Commenting before watching to mention a game that I bet won't be on the list: Ex Libris. This game is a real mixture; it is rightly criticized for the very poor user interface of the "locations" - the text there is too small and too low contrast. But what I wanted to mention was something they did that was outstanding. There are 6 types of books you collect, and at the end of the game, you have to count up the number of each type you've collected. When I first read the rules, I was sure that would be a nightmare, as each card could have 4 different icons on it, so you have to scan your collected cards 6 times trying to count accurately. But the icons are amazing. They pop. They are very easy to discriminate. It is never a chore scoring that game because of how beautifully and thoughtfully the cards are designed. Shame that didn't extend to the location tiles, but the cards, they really got that right.
I'll mention a couple more. I really love that the Terraforming Mars cards have both icons and text. A hidden benefit of this is that over the first couple of games you are being trained the recognize the iconography. You might never read the text again after that, but if the text weren't there, you might not have learned it so well.

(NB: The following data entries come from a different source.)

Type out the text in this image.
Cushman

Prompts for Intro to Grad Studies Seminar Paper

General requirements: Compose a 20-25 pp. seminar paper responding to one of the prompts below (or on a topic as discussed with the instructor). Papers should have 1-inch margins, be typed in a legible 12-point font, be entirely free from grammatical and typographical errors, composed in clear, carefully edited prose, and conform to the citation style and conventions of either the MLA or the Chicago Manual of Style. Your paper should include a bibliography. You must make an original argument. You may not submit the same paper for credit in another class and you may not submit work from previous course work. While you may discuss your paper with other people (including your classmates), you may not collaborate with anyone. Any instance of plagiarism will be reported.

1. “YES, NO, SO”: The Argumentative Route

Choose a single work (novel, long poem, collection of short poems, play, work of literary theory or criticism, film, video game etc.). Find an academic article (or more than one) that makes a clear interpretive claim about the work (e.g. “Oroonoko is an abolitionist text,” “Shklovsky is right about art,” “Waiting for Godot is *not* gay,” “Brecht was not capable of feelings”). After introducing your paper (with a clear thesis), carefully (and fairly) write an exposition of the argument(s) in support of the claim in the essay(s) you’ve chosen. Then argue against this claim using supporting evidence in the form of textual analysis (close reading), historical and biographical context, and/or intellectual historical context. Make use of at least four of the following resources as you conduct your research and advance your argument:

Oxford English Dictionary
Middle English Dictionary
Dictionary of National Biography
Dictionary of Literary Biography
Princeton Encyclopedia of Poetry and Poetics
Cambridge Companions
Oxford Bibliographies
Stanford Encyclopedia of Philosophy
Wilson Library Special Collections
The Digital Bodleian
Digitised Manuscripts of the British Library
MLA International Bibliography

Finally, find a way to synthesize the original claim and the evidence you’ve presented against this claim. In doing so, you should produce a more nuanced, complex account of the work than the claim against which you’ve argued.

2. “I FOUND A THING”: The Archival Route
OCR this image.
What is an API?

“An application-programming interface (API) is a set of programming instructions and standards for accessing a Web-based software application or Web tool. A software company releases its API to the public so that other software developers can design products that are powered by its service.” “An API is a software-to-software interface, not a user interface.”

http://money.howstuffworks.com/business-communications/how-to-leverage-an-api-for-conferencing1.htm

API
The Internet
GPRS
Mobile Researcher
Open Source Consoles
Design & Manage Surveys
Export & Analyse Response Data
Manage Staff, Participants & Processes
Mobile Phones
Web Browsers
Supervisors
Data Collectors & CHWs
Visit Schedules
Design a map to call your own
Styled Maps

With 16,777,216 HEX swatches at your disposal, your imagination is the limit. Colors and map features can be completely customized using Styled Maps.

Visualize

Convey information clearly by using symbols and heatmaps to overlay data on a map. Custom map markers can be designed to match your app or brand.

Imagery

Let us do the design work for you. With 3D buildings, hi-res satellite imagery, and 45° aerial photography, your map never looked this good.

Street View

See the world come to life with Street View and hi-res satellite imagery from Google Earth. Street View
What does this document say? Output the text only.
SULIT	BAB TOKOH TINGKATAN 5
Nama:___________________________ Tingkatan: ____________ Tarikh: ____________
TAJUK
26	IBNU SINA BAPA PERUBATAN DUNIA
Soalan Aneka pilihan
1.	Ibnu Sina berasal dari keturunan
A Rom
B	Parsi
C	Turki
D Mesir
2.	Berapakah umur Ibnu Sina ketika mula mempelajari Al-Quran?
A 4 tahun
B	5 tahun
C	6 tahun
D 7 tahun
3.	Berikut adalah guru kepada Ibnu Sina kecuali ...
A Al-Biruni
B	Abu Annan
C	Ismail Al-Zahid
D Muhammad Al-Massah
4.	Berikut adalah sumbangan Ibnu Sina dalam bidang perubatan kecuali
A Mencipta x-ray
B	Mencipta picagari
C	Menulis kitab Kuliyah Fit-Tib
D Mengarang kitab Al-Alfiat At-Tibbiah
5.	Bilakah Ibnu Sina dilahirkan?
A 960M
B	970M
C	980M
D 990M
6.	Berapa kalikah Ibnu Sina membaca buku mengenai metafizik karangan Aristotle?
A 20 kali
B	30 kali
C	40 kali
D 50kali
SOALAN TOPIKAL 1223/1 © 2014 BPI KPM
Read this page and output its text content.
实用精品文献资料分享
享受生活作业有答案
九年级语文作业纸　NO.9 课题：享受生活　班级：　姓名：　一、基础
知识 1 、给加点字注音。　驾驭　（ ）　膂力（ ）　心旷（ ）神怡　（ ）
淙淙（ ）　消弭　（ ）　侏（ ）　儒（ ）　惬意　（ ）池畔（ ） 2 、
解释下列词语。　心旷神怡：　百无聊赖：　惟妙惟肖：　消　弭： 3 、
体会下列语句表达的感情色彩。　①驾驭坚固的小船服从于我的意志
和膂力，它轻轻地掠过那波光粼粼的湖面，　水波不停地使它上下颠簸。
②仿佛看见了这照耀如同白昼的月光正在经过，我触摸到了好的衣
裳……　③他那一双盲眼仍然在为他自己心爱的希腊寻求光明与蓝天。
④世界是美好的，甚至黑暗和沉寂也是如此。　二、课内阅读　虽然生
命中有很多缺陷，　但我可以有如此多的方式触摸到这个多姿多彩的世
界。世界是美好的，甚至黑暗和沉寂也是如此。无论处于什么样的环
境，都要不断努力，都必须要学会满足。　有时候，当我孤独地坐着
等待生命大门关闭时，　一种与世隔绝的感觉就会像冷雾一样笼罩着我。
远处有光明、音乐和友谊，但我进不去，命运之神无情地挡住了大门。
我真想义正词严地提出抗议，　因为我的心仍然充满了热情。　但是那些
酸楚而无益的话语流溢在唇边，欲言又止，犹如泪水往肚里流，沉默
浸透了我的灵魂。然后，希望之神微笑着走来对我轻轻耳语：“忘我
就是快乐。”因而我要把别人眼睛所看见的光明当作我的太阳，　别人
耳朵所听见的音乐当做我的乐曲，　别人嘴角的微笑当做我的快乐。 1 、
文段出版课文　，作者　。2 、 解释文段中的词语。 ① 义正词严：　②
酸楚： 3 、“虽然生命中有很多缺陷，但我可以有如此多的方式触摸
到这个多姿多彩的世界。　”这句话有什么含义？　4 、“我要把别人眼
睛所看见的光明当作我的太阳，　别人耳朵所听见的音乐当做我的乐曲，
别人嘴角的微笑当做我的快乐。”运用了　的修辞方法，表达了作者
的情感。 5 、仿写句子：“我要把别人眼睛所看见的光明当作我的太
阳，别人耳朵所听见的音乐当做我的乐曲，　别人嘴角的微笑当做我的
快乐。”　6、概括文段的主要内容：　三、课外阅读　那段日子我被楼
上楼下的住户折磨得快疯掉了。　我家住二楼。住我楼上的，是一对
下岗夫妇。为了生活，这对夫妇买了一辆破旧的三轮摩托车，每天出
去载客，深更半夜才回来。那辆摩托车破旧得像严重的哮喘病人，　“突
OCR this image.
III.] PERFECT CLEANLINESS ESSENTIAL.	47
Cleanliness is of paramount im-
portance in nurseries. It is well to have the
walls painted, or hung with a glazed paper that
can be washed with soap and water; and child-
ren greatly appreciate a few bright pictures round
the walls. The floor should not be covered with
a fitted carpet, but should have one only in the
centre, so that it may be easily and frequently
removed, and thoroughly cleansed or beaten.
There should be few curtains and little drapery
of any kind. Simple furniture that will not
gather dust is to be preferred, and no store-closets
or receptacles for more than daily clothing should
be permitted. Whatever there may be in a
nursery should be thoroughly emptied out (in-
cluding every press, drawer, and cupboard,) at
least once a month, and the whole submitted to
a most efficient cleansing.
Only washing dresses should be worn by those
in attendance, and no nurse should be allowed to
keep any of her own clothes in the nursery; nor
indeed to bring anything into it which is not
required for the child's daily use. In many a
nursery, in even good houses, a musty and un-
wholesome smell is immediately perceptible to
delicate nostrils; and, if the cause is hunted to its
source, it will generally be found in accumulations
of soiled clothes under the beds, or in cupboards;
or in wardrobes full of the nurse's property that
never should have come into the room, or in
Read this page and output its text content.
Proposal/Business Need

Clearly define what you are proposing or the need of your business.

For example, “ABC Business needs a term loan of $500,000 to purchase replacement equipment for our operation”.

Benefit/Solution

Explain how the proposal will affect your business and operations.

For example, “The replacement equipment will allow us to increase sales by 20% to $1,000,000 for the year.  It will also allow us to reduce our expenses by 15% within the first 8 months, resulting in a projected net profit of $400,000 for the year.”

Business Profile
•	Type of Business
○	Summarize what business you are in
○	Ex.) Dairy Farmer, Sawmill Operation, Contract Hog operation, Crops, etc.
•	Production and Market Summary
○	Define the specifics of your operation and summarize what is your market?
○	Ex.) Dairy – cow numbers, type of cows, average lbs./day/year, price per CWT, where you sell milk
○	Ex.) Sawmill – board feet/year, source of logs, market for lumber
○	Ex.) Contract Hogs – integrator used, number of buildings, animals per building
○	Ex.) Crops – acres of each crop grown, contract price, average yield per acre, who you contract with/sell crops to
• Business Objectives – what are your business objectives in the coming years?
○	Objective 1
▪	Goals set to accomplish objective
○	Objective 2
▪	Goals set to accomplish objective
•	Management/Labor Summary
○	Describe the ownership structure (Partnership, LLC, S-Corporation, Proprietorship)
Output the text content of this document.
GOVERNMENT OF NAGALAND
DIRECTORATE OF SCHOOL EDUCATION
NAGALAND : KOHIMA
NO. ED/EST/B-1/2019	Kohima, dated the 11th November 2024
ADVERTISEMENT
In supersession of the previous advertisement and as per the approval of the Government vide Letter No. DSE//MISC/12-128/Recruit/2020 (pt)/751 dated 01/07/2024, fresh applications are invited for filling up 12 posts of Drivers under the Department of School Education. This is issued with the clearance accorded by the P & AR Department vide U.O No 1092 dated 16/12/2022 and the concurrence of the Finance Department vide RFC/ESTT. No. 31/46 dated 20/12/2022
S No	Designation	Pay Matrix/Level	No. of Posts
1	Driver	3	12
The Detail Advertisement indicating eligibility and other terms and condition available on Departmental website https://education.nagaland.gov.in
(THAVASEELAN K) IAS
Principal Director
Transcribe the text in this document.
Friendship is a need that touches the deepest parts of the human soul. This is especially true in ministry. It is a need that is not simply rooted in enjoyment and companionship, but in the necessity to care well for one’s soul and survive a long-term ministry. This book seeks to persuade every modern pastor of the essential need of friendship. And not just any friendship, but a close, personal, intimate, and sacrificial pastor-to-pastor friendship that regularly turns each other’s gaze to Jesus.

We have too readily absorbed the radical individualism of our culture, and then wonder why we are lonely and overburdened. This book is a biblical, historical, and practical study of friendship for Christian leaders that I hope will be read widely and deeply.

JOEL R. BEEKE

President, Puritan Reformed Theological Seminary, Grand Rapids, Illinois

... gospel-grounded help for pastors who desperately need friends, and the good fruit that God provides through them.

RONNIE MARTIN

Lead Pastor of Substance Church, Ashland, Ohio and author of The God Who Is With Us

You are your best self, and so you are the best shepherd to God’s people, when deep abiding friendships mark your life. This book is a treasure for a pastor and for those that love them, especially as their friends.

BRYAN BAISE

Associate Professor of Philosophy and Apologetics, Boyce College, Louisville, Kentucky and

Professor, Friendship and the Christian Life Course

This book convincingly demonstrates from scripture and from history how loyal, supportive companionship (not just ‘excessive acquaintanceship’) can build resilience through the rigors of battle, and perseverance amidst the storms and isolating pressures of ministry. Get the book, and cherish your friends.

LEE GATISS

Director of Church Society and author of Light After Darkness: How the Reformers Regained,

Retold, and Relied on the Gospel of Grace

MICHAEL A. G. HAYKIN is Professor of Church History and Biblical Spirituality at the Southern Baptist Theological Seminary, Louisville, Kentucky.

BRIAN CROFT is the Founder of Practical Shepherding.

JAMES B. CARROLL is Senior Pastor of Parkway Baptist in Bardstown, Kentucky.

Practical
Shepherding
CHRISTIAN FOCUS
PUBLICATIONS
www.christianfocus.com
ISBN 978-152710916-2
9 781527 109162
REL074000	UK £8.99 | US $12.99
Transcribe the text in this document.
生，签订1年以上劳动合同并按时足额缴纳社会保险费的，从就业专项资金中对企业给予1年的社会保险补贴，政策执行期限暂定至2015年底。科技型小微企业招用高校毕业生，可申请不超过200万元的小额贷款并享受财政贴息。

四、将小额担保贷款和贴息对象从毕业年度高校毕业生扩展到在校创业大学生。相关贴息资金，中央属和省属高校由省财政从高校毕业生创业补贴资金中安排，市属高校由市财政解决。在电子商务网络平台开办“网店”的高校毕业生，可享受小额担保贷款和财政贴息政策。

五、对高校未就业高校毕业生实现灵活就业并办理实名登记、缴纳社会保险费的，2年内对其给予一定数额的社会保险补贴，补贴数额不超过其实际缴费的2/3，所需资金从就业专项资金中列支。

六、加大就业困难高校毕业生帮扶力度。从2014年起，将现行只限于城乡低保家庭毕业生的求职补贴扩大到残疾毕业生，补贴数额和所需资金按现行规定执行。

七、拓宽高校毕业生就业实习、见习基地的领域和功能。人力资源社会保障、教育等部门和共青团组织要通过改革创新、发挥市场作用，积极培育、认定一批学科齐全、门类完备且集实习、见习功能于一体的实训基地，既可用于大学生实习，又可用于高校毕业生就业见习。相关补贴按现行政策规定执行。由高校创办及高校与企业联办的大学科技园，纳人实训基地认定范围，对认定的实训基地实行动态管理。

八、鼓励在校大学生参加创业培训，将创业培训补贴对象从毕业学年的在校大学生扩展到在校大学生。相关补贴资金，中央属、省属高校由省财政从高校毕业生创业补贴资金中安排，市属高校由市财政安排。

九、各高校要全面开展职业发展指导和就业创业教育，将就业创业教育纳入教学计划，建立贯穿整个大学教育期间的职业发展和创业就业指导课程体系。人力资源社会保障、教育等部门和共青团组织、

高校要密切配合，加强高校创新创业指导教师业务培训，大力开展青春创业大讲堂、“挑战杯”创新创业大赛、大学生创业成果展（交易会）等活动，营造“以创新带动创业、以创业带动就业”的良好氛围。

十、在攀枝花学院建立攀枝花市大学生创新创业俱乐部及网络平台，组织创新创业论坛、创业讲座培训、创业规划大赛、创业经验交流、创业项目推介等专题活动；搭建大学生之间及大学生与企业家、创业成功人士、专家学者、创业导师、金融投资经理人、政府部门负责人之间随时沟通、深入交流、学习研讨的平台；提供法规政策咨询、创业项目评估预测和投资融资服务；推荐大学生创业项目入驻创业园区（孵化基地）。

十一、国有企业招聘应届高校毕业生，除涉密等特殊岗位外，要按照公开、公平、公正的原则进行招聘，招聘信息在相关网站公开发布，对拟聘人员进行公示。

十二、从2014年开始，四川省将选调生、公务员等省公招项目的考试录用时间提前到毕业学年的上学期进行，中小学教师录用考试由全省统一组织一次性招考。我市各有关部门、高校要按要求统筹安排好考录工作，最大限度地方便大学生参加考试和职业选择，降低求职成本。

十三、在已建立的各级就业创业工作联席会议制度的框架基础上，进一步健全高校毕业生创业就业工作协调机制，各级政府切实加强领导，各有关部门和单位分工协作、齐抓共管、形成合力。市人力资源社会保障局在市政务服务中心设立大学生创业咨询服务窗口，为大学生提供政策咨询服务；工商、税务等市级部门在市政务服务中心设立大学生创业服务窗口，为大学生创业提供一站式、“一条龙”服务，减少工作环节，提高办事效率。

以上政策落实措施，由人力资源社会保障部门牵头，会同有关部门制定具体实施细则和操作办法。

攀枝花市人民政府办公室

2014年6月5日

And because the text is there, new players can keep up with seasoned players. (The game has a ton of "tags", but they are very distinct.) Ark Nova does a similarly good job.
Newton. Newton has a variable set up requiring a lot of "pick 5 of these 10 tiles at random and place them on the board and the rest in the box." You do that kind of thing with several tile types. However, they made the tiles have unique shapes, and they placed outlines on the boards in those shapes. That idea - of using multiple unique shapes for tiles with matching outlines - can be a real time saver. At some point you can stop referring to the step by step set up instructions because the board tells you how to do it.
Scythe. The player board and faction mats are so well done.
I love these examples! Thanks Steven.